Le tribunal administratif de Clermont-Ferrand a annulé, le 25 mars 2025, l’arrêté préfectoral qui prolongeait la période de vénerie sous terre du blaireau en Haute-Loire pour la saison de chasse 2022-2023. Ce jugement est perçu comme une victoire pour la protection et le respect de la faune sauvage dans la région.
Présent sur presque tout le territoire, le blaireau reste pourtant très discret. Sa vie nocturne et souterraine lui a donné une mauvaise réputation. Il est encore aujourd’hui considéré par certains comme un « puant » à détruire et fait les frais de l’urbanisation croissante et de l’augmentation du trafic routier.

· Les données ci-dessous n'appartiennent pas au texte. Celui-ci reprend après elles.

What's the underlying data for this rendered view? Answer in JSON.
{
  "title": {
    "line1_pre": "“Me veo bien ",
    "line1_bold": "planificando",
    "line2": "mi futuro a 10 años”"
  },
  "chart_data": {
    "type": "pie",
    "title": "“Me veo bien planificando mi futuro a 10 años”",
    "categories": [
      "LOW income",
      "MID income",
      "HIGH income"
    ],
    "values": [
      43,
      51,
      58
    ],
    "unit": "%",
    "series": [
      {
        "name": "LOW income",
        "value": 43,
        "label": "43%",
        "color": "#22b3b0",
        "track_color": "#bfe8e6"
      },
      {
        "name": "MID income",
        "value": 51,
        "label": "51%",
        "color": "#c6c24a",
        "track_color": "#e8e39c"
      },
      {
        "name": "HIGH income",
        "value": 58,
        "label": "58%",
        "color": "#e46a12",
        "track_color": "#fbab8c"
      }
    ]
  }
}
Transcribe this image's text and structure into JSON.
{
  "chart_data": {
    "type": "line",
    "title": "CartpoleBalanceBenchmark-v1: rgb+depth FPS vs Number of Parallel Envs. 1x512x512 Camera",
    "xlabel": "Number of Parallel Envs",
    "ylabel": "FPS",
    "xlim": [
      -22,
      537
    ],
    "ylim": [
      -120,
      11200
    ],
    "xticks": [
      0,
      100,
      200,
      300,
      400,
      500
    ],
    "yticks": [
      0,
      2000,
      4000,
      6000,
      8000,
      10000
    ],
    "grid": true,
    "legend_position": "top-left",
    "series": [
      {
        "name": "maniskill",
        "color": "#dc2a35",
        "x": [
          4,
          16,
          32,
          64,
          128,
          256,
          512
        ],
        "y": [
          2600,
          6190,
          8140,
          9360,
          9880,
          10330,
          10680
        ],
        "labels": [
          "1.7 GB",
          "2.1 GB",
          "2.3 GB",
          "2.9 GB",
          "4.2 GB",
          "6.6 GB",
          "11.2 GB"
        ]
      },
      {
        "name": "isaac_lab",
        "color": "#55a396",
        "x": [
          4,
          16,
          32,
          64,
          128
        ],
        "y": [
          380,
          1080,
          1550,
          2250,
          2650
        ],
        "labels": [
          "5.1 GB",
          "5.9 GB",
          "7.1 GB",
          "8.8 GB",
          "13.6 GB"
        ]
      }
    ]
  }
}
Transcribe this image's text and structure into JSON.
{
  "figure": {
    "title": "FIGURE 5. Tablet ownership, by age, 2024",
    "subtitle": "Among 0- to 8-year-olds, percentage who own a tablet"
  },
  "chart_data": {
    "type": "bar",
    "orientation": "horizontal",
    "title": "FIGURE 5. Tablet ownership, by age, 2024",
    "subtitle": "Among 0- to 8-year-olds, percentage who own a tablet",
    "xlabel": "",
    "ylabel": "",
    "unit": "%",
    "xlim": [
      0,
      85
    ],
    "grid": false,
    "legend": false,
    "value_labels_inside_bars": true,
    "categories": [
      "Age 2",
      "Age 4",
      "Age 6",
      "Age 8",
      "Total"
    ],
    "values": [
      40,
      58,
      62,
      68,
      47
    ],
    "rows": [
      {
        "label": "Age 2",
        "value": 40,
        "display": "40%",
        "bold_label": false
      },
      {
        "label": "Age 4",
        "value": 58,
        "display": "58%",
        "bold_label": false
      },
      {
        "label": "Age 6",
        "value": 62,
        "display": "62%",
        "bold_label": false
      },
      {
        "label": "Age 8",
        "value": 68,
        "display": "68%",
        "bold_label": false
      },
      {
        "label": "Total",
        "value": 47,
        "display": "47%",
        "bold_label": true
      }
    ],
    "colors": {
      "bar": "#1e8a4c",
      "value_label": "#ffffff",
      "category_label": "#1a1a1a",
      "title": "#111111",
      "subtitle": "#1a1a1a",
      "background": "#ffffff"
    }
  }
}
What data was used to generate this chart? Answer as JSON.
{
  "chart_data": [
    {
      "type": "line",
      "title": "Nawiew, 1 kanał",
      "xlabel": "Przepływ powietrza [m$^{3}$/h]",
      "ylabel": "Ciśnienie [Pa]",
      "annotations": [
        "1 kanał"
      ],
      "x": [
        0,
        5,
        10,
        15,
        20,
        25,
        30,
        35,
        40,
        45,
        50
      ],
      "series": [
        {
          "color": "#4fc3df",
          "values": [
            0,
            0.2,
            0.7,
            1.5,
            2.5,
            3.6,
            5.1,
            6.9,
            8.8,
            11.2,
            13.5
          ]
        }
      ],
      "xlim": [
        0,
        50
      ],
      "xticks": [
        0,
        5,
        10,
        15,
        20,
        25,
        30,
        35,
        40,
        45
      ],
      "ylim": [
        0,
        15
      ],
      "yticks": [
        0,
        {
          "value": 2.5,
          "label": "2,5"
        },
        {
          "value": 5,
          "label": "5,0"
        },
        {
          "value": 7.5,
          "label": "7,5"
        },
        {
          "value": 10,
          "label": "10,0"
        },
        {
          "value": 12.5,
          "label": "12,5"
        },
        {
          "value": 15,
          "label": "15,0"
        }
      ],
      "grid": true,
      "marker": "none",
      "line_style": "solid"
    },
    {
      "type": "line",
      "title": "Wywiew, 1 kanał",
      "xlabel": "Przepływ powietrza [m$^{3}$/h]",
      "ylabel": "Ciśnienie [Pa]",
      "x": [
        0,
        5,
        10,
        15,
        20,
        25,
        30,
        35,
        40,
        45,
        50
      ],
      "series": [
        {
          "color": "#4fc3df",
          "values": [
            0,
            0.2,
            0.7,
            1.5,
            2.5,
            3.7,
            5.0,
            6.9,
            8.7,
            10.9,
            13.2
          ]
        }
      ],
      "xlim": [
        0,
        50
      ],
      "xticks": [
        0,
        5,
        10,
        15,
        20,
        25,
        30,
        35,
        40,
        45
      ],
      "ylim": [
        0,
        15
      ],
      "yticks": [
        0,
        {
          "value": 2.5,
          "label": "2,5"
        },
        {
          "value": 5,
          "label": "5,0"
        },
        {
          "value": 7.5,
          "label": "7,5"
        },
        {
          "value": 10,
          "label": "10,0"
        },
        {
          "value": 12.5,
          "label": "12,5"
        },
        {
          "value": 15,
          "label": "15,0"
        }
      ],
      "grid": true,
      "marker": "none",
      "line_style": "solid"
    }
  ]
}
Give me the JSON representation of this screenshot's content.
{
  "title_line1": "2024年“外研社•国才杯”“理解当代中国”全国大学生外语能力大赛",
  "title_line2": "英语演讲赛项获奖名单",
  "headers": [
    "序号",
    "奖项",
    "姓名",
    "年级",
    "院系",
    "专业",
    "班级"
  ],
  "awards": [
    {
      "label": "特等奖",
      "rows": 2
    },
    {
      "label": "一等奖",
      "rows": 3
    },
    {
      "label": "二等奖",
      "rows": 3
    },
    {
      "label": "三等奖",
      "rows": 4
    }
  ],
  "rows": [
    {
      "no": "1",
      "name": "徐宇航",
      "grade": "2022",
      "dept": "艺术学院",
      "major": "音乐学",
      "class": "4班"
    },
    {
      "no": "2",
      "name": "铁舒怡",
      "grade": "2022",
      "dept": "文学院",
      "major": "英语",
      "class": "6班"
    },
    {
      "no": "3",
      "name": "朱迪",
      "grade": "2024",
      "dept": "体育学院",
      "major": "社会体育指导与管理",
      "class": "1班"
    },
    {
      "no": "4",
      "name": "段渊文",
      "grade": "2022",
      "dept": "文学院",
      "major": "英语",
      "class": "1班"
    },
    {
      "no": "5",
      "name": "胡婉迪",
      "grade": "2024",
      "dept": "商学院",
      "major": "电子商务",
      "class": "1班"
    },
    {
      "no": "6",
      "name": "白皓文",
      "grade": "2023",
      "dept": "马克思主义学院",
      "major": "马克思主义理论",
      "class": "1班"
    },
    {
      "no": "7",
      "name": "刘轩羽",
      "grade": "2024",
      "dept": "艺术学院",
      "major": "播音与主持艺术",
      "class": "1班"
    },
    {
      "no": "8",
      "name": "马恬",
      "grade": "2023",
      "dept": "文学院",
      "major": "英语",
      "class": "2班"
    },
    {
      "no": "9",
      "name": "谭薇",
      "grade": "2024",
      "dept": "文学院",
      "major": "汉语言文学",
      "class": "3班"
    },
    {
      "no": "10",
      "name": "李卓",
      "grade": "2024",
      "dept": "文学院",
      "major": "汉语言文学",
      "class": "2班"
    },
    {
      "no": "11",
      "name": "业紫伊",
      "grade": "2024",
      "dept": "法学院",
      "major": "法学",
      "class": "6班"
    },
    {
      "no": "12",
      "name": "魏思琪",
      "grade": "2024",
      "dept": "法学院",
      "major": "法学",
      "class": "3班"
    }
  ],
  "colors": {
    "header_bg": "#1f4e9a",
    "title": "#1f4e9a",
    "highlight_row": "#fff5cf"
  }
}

Des arrêtés préfectoraux infondés et contraires aux intérêts de la biodiversité
En France, non seulement les blaireaux sont inquiétés par la chasse de la mi-septembre au 15 janvier, mais ils peuvent également subir une « période complémentaire » de déterrage entre le 15 mai et l’ouverture de la chasse générale, période de l’année où les jeunes non émancipés sont pourtant susceptibles d’être présents dans les terriers. Cette chasse, la vénerie sous terre, est particulièrement violente et destructrice non seulement des blaireaux, mais aussi de leur habitat qui est un refuge pour de nombreuses autres espèces, y compris protégées.
La mobilisation continue
Venir à bout de la vénerie sous terre du blaireau et sauver les blaireautins est un combat permanent qui se gagne avant tout devant les tribunaux. Chaque année, FNE Haute-Loire et FNE AURA aux côtés d’associations partenaires remportent de nouvelles victoires et font ainsi reculer ce mode de chasse sordide dans le département.
La mobilisation paie et doit rester forte. L’objectif de demain est de venir à bout de la vénerie sous terre définitivement par un projet de loi interdisant cette pratique.
(Communiqué de France Nature Environnement)
1. LE BLAIREAU EST-IL EN PROLIFÉRATION ?
Après des années de persécution, la population de blaireaux est en cours de rétablissement.
Le blaireau n’est pas une espèce prolifique et on ne peut pas considérer qu’il pullule. Chaque année, une femelle sur trois donne naissance à une portée et la mortalité juvénile est élevée. En milieu naturel, la plupart des individus ne dépassent pas l’âge de 4 à 5 ans. Les populations naturelles restent stables d’une année à l’autre.
Dans certaines régions, on constate une augmentation du nombre de blaireaux : il s’agit en réalité d’un rétablissement des effectifs après l’interdiction du gazage et l’éradication de la rage.